What impact does the policy rate have on our borrowing and depositing rates?
In general, when the Bank of Thailand raises its policy rate, the commercial bank's deposit and borrowing rates will rise as well. When the Bank of Thailand lowers its policy rate, commercial banks also lower their deposit and borrowing rates.
However, commercial banks may not adjust their deposit and borrowing rates at the same amount of the policy rate change. This is because interest rates for commercial banks are determined by several factors, including loan demand, deposit quantity, inflation, and operational costs.
What is the impact of a change in the policy rate on us and the economy?
A change in the policy rate has an impact on people's purchasing decisions. The change in spending affects the overall prices of goods and services, known as inflation.

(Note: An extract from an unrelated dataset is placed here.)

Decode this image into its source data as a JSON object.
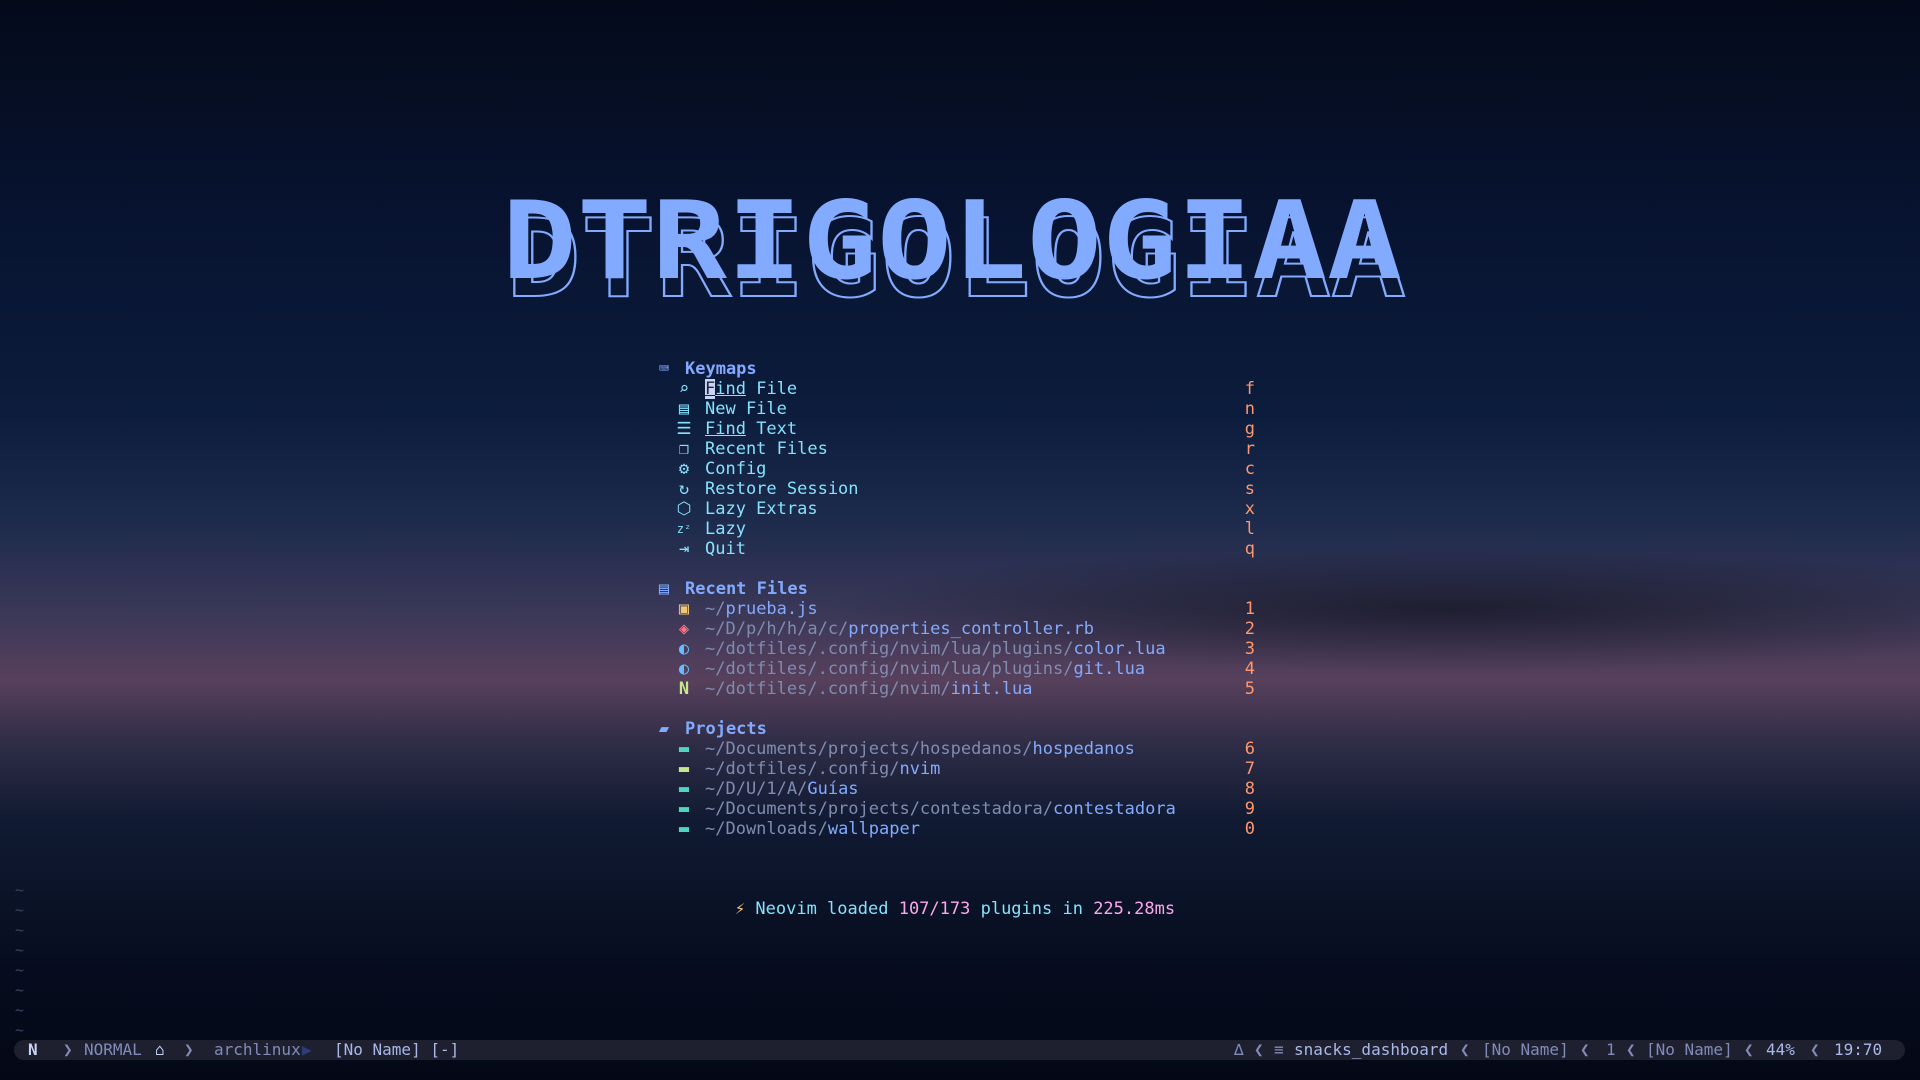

The impact of a change in the policy rates varies depending on whether we are borrowers or depositors. When the policy rate is reduced, the borrowers must pay lower interest for their loans, and the depositors will receive less interest from their deposits. Thus, as the policy rate falls, we are more likely to borrow due to cheaper borrowing costs, and we tend to save less and spend or invest more.
The reduced interest rate will also boost our wealth if we own assets, such as stocks or real estate. Since a low deposit rate encourages consumers to invest in higher-yielding assets, such as stocks and real estate, the value of these assets then rises. As a result, holders of these assets become wealthier and more willing to spend.
In conclusion, a decrease in the policy rate encourages people to spend money. An increase in the policy rate, on the other hand, discourages people from spending. These purchasing decisions will influence the price of goods and services according to the law of demand and supply.
As a result, if we want the inflation rate to stay within the target range, we must forecast how much money people will spend and determine whether manufacturing goods and services will be at or below capacity. Then, the appropriate policy rate could be determined.
When people underspend, the price of goods and services rises too slowly or falls, leading the economy to contract and employment to decline. To boost expenditure and re-expand the economy, the central bank should cut the policy rate in this situation.
When people overspend, the price of goods and services rises rapidly, leading the economy to grow too quickly and overheat. This leads to many problems, including hyperinflation, which devalues money, and bubble crises, in which asset prices fall abruptly. In this circumstance, the central bank should raise the policy rate to keep expenditure under control and prevent the economy from overheating.